The decision tree classifier, however, now has an accuracy of about 65%. Still not great, but an improvement!

Next, we will start adjusting the parameters of each classifier to try to find a better accuracy.

In [13]:
clf = KNeighborsClassifier(n_neighbors=13, metric="euclidean")
clf.fit(x_train, y_train)
y_predicted = clf.predict(x_test)
for i in range(len(y_predicted)):
    print(y_test.values[i], y_predicted[i])

accuracy = clf.score(x_test, y_test)
print(accuracy)

SS SS
TR MWF
SS MWF
MWF MWF
MWF MWF
MWF MWF
TR SS
MWF MWF
TR TR
MWF MWF
SS MWF
TR TR
SS SS
MWF MWF
SS MWF
MWF MWF
TR MWF
0.6470588235294118


By increasing the number of neighbors used to compare in the kNN classifier to 13, we are able to increase the accuracy to about 65%. Now, the kNN and decision tree classifiers are about the same in terms of accuracy.

Like kNN, we can adjust the parameters of the decision tree classifier to alter the outcome.
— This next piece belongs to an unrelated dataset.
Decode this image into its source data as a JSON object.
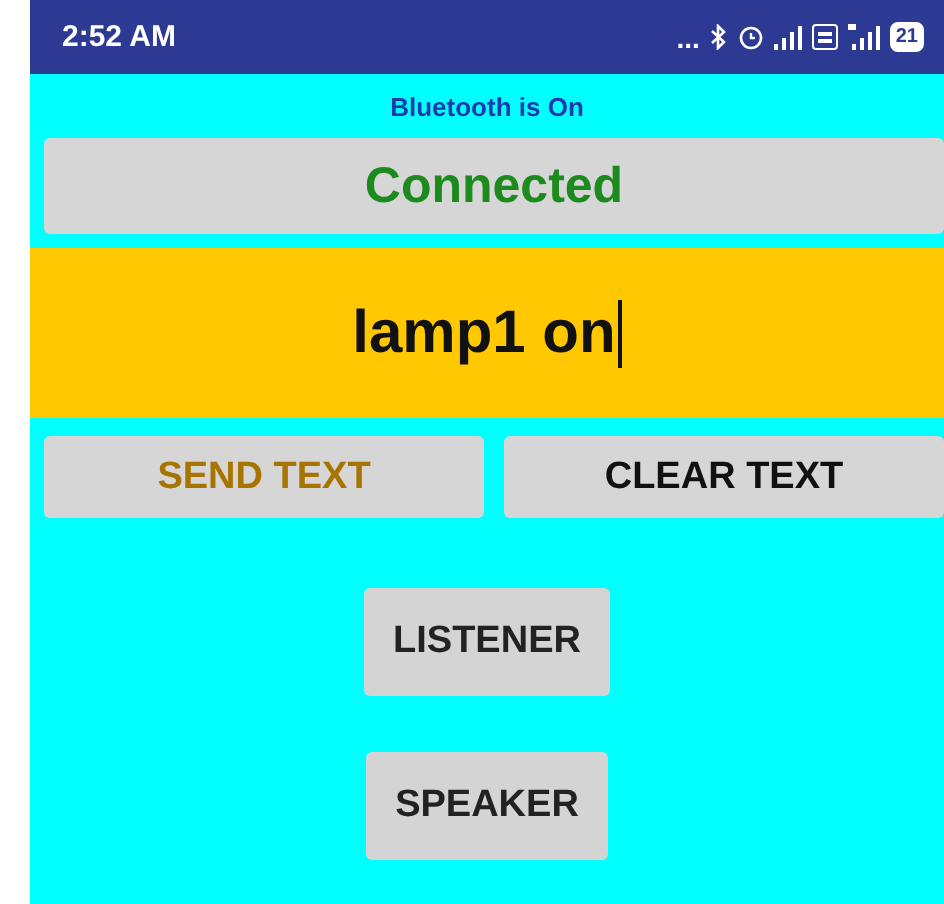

In this case, we will be limiting the max height.

In [14]:
tree_clf = DecisionTreeClassifier(max_depth = 5, random_state = 0)
tree_clf.fit(x, y)
y_predicted = tree_clf.predict(x_test)
for i in range(len(y_predicted)):
    print(y_test.values[i], y_predicted[i])
accuracy = tree_clf.score(x_test, y_test)
print(accuracy)

SS SS
TR TR
SS SS
MWF MWF
MWF MWF
MWF MWF
TR TR
MWF MWF
TR TR
MWF MWF
SS SS
TR TR
SS SS
MWF MWF
SS SS
MWF MWF
TR TR
1.0


By changing the max depth of the tree, and limiting it to 5, we are able to get all of the test values correct, for a 100% accuracy rate. Overall, our decision tree classifier performs better than the kNN classifier. However, by manipulating the parameters of the kNN classifier, we were able to improve the classifier's accuracy.